Their set for the night included songs from their recent debut EP, “Tell No One,” released in 2018 on Don Giovanni Records. They played “Cool Generator” and “Out of Reach.”
Besides Adult Mom and Bad Moves, two local bands from Baltimore opened — Dreambush and Spooled Up.
Dreambush consists of Shanti Flagg, Moran Spaner and Emily Wagner. They have been playing together for three or four years, according to Spaner. Flagg learned drums playing with the band, and Wanger and Spaner met on the Internet.
Spaner said she had been in a band three years ago with a “shitty dude,” and they had opened for Adult Mom then.
“To be able to play on this bill is really cool, ‘cause we could fucking do it without some like shitty dude,” said Spaner.
Dreambush’s bandcamp describes their group as “magical Jewish and Indian lesbians with an agynda [sic],” and as such the three women played a kick-ass set without any men.
“It’s like pretty important to us to play shows that are like more multi-racial,” said Spaner.

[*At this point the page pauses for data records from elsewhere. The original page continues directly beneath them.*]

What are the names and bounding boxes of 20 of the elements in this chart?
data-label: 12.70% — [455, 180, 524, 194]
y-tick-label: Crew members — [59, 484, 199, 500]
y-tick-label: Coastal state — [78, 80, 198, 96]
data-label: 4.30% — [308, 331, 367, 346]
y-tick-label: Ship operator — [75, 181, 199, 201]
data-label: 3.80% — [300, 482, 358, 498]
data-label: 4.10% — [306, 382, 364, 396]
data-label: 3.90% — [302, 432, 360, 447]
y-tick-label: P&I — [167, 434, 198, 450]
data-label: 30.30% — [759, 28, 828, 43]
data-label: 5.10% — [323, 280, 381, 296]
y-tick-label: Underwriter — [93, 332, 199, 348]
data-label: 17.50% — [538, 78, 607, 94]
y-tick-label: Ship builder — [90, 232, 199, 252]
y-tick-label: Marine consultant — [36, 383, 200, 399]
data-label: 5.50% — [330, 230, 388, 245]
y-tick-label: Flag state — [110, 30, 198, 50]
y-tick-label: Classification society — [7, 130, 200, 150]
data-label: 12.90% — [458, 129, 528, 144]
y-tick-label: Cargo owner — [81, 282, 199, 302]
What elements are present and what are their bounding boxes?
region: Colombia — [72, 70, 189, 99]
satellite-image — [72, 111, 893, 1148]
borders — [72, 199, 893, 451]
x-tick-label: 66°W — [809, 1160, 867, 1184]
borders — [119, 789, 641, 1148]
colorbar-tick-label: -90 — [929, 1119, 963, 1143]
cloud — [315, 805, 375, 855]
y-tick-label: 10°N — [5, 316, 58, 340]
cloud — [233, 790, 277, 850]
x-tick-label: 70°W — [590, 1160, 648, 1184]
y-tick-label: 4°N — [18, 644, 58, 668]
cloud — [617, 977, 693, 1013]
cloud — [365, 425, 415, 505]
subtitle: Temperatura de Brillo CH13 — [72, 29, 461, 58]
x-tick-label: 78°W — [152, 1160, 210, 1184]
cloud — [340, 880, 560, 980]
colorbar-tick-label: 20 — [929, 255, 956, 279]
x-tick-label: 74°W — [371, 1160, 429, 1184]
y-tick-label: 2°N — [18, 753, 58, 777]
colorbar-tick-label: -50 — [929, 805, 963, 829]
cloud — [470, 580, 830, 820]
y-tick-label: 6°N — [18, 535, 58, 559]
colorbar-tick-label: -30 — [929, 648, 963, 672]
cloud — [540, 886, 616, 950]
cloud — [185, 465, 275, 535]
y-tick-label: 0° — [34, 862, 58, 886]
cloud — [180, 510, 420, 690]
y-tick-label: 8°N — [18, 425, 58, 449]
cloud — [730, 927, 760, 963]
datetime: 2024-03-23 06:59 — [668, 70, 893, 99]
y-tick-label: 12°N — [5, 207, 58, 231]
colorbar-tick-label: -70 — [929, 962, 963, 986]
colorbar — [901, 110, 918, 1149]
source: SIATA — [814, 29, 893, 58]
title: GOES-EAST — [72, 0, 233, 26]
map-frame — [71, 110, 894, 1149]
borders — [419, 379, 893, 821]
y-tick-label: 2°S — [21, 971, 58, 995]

And as mentioned above, some members of the band are people of color. Spaner noted the importance of people like Flagg and non-white concert-goers feel comfortable at gigs and events.
“It’s like hard, but it’s something that we’re pretty dedicated to,” Spaner continued. “The more people do it, the more fun shows would be.”
In terms of upcoming projects, Dreambush will be going to New York to record a new album in July. Though they’re going to a professional to get their album mixed up north, Wagner mixed their previous releases, Pamela and Butch Magic.
Spaner said that they plan to do a tour later in the year. I for one will be watching for the dates and hope you will too.